When I asked why they didn’t make “an event” of dhukuti, Dyahla women told me they didn’t have time or need: they worked all day, and it was too difficult to gather and feed that many people. When I asked why they didn’t play by “lottery” or “bidding,” many women said they had “too much love” for their money; they worked too hard to risk losing their incomes. They referred to dhukuti as “a place” to “put” their salaries—a secure “location” beyond the “reaching hands” of drunk husbands, frivolous children, and lecherous relatives. Circulation was this place and the point: their playing rested on knowing that their money was somewhere, and that it would return to them at a known time, and in a known amount. Dyahla dhukuti was thus confirming of prevailing caste and gender hierarchies. “Too much love” for money indicated these women, their labor, and the moral/social valence of their financial transactions, as lower in grade than that of other class, caste, and gendered contingents. It classified them as people who could not afford to gamble, profit, or lose money without emotional attachment.

In accord with studies of ROSCAS, dhukuti’s popularity relied on its informal associations: the flexible, accommodating, and immediate collection of large sums of money that sidelined formal banking protocol. But contrary to the oft-made argument subsequent to this claim, dhukuti did not engage the informal economy at the expense of the formal, however corrupt or dysfunctional it appeared. Dyahla women easily and actively maneuvered cash in and out of formal and informal structures of financial exchange. In fact they traced their increased confidence and savvy with regard to formal financial investments to dhukuti playing. In other words, dhukuti was one of multiple transactions—formal and informal—that described the financial cartography of these women, and this community.
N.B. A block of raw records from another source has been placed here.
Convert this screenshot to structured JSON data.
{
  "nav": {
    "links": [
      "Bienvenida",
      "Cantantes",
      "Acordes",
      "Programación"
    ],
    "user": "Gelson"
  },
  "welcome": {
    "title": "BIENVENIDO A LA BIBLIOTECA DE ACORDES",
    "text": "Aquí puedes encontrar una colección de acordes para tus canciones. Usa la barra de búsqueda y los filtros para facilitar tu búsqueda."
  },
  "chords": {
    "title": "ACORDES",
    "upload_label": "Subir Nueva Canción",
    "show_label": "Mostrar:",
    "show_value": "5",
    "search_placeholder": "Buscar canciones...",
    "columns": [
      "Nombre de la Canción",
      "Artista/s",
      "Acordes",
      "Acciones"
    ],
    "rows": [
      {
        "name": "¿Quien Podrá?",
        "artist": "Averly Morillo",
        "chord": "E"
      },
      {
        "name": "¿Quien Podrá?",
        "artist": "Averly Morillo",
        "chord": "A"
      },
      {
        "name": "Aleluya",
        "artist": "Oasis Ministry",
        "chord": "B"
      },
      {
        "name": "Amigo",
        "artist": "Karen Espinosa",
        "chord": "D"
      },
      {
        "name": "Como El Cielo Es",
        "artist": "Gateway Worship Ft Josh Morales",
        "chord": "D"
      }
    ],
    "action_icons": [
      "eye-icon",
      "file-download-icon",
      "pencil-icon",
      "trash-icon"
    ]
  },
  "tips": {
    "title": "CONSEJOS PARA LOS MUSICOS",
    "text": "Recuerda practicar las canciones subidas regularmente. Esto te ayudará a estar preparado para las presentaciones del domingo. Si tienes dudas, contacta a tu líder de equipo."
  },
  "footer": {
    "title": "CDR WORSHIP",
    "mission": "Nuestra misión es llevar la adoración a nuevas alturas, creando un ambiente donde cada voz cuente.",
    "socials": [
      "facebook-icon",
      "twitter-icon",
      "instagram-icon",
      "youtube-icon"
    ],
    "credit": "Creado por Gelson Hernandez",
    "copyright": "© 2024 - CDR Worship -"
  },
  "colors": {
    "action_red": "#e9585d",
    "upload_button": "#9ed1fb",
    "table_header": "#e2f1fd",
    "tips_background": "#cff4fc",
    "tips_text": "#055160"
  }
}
Studies tend to depict the social and moral implications of ROSCAS, and the realms of informal finance they register either in terms of need or pleasure; traditional caste and gender or emerging and aspiring class identifications. This study suggests that the moral and social valence of ROSCAS are contingent on the seamless simultaneity of need and pleasure, inherited and changing identifications of caste, gender, and class, that are engaging of formal and informal realms of financial transaction.